26 February 2008

Heuristically Thinking

You don't have to understand calculus to appreciate this entertaining story:

A teacher, trying to explain what a theory is, asked this question: “If you take a letter half the distance to a mailbox and stop, then start over going half the remaining distance and stop, then repeat the process over and over, theoretically will you ever really get to the mailbox?” One bright student said, “No, but you’ll get close enough to mail the letter.”

There are many definitions for what a heuristic is, but the one I like best is illustrated in this story. A heuristic is "close enough." I am beginning to believe that more and more what matters in software isn't so much building the perfect algorithms, that match and mimic real life in every way and hold up in every edge case. What matters most is getting a model that comes close enough. What matters are heuristics.

My favorite chemistry textbook, has this to say on the topic of "The Kinetic Molecular Theory of Gases" (KMT):

However, although laws summarize observed behavior, they do not tell us why nature behaves in the observed fashion. This is the central question for scientists. To try to answer this question, we construct theories (build models).
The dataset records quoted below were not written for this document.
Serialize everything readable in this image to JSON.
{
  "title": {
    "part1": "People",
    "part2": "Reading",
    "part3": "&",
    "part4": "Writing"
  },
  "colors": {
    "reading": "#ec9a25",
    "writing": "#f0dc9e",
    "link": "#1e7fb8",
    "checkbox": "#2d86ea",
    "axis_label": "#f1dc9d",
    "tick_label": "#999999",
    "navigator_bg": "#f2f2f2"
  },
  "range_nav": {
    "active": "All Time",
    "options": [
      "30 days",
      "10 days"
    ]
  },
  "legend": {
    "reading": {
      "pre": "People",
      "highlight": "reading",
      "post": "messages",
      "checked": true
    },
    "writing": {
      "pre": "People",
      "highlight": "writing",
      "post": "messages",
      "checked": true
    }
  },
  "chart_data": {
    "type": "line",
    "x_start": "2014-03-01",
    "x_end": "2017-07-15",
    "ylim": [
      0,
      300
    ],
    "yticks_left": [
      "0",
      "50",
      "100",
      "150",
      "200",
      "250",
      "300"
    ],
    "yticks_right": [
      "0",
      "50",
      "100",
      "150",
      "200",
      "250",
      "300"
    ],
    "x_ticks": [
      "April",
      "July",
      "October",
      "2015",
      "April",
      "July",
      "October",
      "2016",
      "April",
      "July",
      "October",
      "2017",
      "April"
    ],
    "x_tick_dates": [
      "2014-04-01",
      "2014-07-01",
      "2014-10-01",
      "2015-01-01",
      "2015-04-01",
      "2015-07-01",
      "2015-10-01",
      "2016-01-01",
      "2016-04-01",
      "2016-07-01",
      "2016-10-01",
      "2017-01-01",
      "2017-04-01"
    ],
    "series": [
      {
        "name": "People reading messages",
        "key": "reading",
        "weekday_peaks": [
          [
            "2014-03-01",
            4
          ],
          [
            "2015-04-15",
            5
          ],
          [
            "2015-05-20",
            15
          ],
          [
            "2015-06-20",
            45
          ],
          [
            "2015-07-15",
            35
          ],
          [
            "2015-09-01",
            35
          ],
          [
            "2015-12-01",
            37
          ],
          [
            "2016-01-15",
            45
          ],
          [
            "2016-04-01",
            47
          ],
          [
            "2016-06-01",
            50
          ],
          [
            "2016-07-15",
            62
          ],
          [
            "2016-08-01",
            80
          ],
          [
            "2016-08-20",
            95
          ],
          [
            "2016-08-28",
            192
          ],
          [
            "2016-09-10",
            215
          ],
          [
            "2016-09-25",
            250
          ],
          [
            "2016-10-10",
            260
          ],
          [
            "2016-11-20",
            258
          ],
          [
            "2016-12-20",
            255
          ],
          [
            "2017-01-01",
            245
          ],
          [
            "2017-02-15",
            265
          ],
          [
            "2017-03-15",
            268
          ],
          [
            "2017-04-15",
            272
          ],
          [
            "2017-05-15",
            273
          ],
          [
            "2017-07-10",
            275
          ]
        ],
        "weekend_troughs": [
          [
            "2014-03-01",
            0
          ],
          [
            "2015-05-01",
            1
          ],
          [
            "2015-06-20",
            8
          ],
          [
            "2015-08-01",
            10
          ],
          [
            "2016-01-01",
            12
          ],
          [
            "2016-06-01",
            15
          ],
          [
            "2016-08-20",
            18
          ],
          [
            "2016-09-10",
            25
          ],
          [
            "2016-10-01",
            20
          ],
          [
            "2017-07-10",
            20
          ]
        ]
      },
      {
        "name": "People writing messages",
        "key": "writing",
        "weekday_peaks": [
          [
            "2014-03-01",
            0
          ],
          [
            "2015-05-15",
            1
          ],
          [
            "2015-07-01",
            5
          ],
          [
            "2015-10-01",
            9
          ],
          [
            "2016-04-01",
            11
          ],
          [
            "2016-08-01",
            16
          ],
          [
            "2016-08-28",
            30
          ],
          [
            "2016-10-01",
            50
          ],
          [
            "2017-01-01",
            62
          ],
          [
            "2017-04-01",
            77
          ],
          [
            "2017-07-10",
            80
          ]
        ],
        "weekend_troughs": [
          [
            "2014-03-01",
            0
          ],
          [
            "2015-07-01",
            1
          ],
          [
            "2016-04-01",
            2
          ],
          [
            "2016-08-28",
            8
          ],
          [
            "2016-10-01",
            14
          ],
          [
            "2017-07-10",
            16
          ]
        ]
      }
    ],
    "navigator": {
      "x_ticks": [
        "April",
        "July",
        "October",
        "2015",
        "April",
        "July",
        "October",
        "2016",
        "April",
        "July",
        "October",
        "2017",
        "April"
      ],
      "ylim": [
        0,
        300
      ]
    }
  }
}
The models in chemistry consist of speculation about what the individual atoms or molecules (microscopic particles) might be doing to cause the observed behavior of the macroscopic systems (collections of very large numbers of atoms and molecules).

A model is considered successful if it explains the observed behavior in question and predicts correctly the results of future experiments. It is important to understand that a model can never be proved absolutely true. In fact, any model is an approximation by its very nature and is bound to fail at some point. Models range from the simple to the extraordinarily complex. We use simple models to predict approximate behavior and more complicated models to account very precisely for observed quantitative behavior. In this text we will stress simple models that provide and approximate picture of what might be happening and that fit the most important experimental results.

The textbook then goes on to explain postulates for this model of thinking, many of which by themselves are absolutely false, but taken together and used properly, they create a system of thinking that works for a wide range of situations. This collection of half-truths produce a half-truth baked solution, absolutely, but one that is indeed close enough.

For example, some "half-truths" or "simplifications" if you will, involve assuming things like: each molecule of gas is perfectly spherical in shape and any collision is perfectly elastic in result. Or worse, the volume of all these individual molecules is assumed to be zero! Individually, each of these 3 statements is categorically false, but they were the right bits to "design away" as they defined the problem space so that the model could be simplified, made useful and the problem of dealing with billions of particles be made into something tractable.

To me, this is more than simple object oriented encapsulation and abstraction. This is thinking about the whole problem differently. It's about looking at individual behaviors from a very small sample and knowing, by some spark of genius, which attributes are the important ones to the ultimate outcome of the system as a whole, and which are not. This is writing software that is able to predict things, for example, test software that is able to predict when "something good" has happened and also when "something bad" has occurred. This is about designing software by building software models that categorically do not reflect the real complexities of the system, but that taken together, get "close enough" to do real work in the real world. Ultimately your models will fail when pushed to the limits, but even just understanding those limits will help you better understand the problem you are tasked with solving! It even begs the question: What kind of programming language best allows for the definition and use of heuristic models?

I don't know where I first heard this, but someone once said something like, "Where Microsoft codes if statements, Google codes in Bayesian probabilities." There are more data and variation in that data than there ever was before. If you are going to write or use programs (very likely) that deal with large amounts of data (also very likely) it might be a good idea to get used to thinking about things in heuristic terms. It may not be exactly perfect in every case, but it will be close enough.

1 comment:

David Weiss said...

I found where I think I heard that comment first. It was Joel Spolsky who said:

A very senior Microsoft developer who moved to Google told me that Google works and thinks at a higher level of abstraction than Microsoft. "Google uses Bayesian filtering the way Microsoft uses the if statement," he said.